Kita ambil contoh kejadian di penjara Corcoran, California, ketika perlakuan kejam mengakibatkan kematian seorang narapidana. Waktu itu, para terpidana diadu dalam acara gladiator days. Celakanya, petugas penjara menembakkan senjatanya hingga membunuh seorang terpidana yang kebetulan tidak diunggulkan memenangi pertarungan. Dua orang petugas penjara, Steve Rigg dan Richard Caruso, tak tahan melihat semua itu. Mereka memutuskan menjadi peniup peluit. Kebrutalan di penjara itu menjadi kehebohan di media massa. Penyelidikan digelar, yang berujung pada perubahan kebijakan di penjara.

Kedua peniup peluit itu dikucilkan bahkan sampai digugat ke pengadilan. Mereka dituduh disloyal, dituduh sebagai rat. Steve Rigg akhirnya kehilangan kekayaannya karena digugat oleh lembaga pemasyarakatan di sana. Dia terkena serangan jantung. Sedangkan Richard Caruso akhirnya dipaksa mengundurkan diri. Inilah ongkos yang mereka bayar dalam menjalankan tugas.

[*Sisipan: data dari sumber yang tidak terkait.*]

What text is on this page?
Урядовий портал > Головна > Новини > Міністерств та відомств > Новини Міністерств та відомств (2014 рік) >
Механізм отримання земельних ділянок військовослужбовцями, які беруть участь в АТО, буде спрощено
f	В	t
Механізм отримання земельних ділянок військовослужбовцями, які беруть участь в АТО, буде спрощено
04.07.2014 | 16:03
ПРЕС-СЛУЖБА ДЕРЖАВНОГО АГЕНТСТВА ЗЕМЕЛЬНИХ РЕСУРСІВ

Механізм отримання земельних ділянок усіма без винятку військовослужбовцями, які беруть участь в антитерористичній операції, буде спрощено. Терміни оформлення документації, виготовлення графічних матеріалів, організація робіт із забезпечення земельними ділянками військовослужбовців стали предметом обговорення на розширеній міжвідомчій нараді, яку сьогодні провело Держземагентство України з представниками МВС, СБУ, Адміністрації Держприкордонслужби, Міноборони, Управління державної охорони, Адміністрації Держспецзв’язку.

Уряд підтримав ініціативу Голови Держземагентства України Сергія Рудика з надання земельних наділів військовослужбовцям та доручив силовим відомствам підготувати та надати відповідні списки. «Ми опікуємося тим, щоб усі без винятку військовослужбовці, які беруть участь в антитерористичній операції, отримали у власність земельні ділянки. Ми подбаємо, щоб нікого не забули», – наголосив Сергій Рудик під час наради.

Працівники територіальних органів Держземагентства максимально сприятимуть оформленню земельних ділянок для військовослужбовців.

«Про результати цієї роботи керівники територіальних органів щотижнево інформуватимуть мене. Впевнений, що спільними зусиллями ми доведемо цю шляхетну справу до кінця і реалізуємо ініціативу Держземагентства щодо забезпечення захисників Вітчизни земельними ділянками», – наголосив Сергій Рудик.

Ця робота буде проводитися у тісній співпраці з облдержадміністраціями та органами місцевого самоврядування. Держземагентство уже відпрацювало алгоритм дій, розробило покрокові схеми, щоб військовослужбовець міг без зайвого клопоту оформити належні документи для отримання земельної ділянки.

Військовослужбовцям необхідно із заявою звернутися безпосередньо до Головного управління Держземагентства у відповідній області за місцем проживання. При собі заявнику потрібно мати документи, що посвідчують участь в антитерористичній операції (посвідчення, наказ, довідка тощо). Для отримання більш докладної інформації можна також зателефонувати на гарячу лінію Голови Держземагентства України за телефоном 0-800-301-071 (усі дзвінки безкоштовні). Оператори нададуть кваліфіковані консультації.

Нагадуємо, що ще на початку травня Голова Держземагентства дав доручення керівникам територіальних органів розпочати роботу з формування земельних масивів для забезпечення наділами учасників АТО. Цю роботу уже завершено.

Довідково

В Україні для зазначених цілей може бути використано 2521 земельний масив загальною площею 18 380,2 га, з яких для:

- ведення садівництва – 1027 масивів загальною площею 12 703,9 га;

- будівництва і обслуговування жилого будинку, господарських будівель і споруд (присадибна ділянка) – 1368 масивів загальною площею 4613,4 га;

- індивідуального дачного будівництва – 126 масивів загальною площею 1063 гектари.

Dalam jajaran peniup peluit ini, kita bisa memasukkan nama Edward Snowden dan Julian Assange sebagai pesohor. Mereka melawan dominasi kekuasaan yang menginteli rakyat dan negara lain. Snowden, misalnya, membongkar praktek penyadapan percakapan telepon penduduk di Amerika dan juga kepala negara lain. Snowden menganggap "hak-hak privat" (privacy) tak boleh diintervensi oleh negara atas alasan apa pun.

Assange melakukan hal yang sama, yaitu membocorkan dokumen rahasia hasil kerja intelijen Amerika Serikat di banyak negara, termasuk Indonesia. Kita semua terkesima melihat begitu aktifnya intelijen mengumpulkan bahan untuk disadap dan dianalisis. Sering kerja intelijen ini melewati batas sehingga terasa sebagai suatu keangkuhan adidaya. Kedua peniup peluit itu terusir dari tempat mereka dan memperoleh suaka di negara lain.

Menjadi peniup peluit bukan tanpa risiko. Di Indonesia, Endin Wahyudin, yang mencoba membongkar praktek suap di kalangan hakim, akhirnya diseret ke pengadilan dan dituduh mencemarkan nama baik. Endin Wahyudin dinyatakan bersalah dan dihukum oleh pengadilan. Ada juga kasus Khairiansyah Salman, yang dituduh menjadi peniup peluit dalam kasus korupsi di Komisi Pemilihan Umum. Dan yang paling banyak mendapat pemberitaan adalah kasus Vincentius Amin Susanto.

Bekerja sebagai pengatur keuangan grup PT Asian Agri, Vincentius mengungkapkan praktek penghindaran pajak oleh perusahaannya. Kejahatan ini merugikan keuangan negara hingga Rp 1,259 triliun, yang dilakukan dengan pembukuan fiktif melalui rekayasa surat pemberitahuan pajak. Lalu Vincentius dituduh mencuci uang sebesar Rp 28 miliar. Oleh pengadilan, ia dinyatakan terbukti bersalah dan dijatuhi hukuman pidana 11 tahun penjara ditambah denda Rp 150 juta.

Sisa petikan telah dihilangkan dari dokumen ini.